Feeding oil to horses can also be an excellent source of energy, particularly for horses that need to maintain their weight or need additional calories for high levels of performance. Oil is a highly digestible source of energy, and it can be beneficial for horses that have difficulty consuming large amounts of forage or concentrate feeds.

It’s important to note that when feeding oil to horses, it’s crucial to introduce it slowly and gradually increase the amount over time to avoid digestive upset. The recommended amount of oil to feed to horses will depend on their individual needs, but generally, it’s suggested to feed between 1/4 to 1/2 cup of oil per day.

Another good option is cod liver oil as it too has a good omega profile.

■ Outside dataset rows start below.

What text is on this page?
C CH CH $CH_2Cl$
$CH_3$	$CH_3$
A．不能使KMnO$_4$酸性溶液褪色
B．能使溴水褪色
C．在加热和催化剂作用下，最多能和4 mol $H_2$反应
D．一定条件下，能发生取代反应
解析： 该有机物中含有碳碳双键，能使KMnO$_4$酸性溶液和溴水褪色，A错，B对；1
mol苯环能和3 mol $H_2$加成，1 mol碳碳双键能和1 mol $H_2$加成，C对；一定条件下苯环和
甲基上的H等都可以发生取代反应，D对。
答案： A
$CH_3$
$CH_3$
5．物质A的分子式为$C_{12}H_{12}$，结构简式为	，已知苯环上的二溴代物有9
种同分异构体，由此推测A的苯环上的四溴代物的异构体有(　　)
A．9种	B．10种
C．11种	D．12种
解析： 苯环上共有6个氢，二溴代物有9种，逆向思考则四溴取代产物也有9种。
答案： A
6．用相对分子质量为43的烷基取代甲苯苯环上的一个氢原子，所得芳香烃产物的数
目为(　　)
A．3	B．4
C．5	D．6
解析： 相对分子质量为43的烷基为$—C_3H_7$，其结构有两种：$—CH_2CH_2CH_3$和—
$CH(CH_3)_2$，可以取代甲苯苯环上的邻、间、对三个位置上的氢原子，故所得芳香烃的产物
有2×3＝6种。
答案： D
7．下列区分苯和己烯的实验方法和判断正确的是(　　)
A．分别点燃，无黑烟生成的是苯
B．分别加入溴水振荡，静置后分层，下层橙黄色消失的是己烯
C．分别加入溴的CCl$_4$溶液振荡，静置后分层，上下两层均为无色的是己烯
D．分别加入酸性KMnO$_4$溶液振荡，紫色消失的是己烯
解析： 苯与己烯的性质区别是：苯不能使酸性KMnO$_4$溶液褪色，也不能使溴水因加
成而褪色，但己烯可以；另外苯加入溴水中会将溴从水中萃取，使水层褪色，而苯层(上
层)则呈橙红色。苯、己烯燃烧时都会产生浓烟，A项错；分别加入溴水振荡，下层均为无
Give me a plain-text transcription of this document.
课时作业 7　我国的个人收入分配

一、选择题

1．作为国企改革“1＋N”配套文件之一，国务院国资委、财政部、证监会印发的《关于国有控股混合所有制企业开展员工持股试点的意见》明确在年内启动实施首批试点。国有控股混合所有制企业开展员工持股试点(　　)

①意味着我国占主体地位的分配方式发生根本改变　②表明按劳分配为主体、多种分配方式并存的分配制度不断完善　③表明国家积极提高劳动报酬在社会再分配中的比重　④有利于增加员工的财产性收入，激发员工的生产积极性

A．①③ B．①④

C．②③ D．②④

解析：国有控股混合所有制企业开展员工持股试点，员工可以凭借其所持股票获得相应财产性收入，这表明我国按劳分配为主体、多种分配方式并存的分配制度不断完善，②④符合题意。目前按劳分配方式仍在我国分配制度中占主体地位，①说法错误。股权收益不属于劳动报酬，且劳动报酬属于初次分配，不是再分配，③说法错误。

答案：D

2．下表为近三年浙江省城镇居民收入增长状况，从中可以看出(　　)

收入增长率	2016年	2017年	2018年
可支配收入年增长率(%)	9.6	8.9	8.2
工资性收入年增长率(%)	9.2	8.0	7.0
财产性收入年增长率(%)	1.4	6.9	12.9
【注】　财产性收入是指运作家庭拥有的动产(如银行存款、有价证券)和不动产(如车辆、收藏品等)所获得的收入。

However, it is more expensive than linseed oil and does not come from a plant source, which some may not like to give their horses.

Why you should avoid vegetable oil in your horse’s diet

Vegetable oils, such as soybean oil and corn oil, tend to have high levels of omega-6 fatty acids compared to omega-3 fatty acids. Omega-6 fatty acids are an essential nutrient that horses require in their diet, but excessive amounts of omega-6s relative to omega-3s can lead to an imbalance in their fatty acid intake.

An imbalance in the omega-6 to omega-3 ratio can cause inflammation in horses, which can contribute to a variety of health problems, including joint pain and stiffness, skin issues, and allergies.

It is important to note that individual horses may have different dietary needs and requirements based on factors such as age, breed, activity level, and overall health status. It is always best to consult with a qualified veterinarian or equine nutritionist to ensure that your horse’s dietary needs are being met appropriately.